El conjunto groguet, pese a ganar al equipo juvenil de liga nacional del Levante por 2 a 0, no convenció con su juego. Los aficionados, que en un número de 400 acudieron a ver la presentación de la plantilla del Dénia y el posterior encuentro, salieron llenos de dudas con respecto a su equipo.

Parece como si a los jugadores les pesara la responsabilidad de jugar ante su afición. El día del Benidorm ya dejaron muchas dudas entre los aficionados. Frente a un equipo muy joven, como fue el granota, lejos de disiparse volvieron a acrecentarse.

En la primera parte, el engranaje del equipo groguet apenas si existió. Los delanteros jugaron perdidos ante la falta de balones en condiciones. La línea medular no pudo nunca sobrepasar la mejor situación táctica de su rival. En defensa faltó contundencia y se abusó del juego largo.

El equipo quedó partido desde el inicio. Nunca jugó con las líneas juntas, ante la desesperación del técnico, Jesús Moratal, y más de los aficionados. El runrún de la grada fue acrecentándose con el paso de los minutos.

El Dénia lejos de crear y de dominar, fue dominado.

Durante el descanso, las conversaciones entre los aficionados fueron críticas con el juego que su equipo había desarrollado sobre el campo. Y al mismo tiempo, muchos alabaron el gran juego de un dianense enrolado en las filas levantinistas. José Luis Canari, que mostró muy buenas maneras sobre el campo. Este chaval de apenas 15 años fue el amo y señor de esa parcela durante los primeros cuarenta y cinco minutos.

La segunda mitad comenzó sin cambios en el Dénia y con el mismo patrón de juego. Muchas pérdidas de balón en el centro del campo, con un Michael muy voluntarioso pero en muchas ocasiones excesivamente individualista. Aunque hay que agradecerle sus ganas y movilidad. Otros ni tan siquiera buscaron desmarques.
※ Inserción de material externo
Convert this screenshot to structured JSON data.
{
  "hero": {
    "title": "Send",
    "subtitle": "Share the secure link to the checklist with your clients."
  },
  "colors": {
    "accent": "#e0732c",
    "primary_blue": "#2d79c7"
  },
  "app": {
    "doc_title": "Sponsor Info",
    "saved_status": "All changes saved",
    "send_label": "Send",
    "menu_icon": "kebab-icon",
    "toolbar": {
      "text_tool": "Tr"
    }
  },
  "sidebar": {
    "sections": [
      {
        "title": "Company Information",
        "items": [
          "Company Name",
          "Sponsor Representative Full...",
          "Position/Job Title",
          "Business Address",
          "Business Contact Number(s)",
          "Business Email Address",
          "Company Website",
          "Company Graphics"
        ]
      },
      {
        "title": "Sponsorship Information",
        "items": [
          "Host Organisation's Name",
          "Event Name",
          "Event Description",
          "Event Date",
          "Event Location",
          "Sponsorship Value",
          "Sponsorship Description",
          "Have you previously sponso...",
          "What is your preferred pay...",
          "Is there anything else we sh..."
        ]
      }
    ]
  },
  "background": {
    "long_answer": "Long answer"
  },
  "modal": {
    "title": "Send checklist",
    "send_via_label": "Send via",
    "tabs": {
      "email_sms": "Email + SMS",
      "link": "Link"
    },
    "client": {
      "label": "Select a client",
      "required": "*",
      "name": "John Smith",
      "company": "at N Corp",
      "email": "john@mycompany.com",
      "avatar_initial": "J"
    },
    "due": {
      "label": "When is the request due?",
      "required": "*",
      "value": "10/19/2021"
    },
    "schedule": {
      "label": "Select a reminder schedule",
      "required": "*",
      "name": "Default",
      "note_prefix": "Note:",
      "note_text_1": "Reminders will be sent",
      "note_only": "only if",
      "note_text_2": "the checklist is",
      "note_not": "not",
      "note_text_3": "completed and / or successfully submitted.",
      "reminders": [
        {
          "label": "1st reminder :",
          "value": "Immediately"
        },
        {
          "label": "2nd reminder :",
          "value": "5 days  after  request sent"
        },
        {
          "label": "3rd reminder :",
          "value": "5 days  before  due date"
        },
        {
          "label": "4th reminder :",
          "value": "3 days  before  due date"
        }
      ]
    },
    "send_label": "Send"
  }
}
Simplemente se conformaron con recibir el balón al pie.

El movimiento que arregló el juego dianense llegó con los cambios, no de hombres sino de posición. Gervasio abandonó el centro de la defensa. Pasó a la línea medular y el Dénia fue otro. El equipo juntó más sus líneas y poco a poco los jugadores de punta fueron recibiendo balones. En el minuto 69 el árbitro del partido castigó de forma muy rigurosa con penalti unas manos dentro del área de un defensa del Levante. Gervasio lo lanzó y marcó.

El segundo gol para el Dénia llegó en el minuto 83, al rematar Michael un buen servicio de Castillo.

Al final del encuentro pese a la victoria del Dénia, el público salió con mucha incertidumbre respecto a su equipo. La preocupación se adueñó de muchos de los presentes. Ahora queda mucho margen de mejora. El equipo disputa su último partido de pretemporada en casa del Portuarios mañana sábado.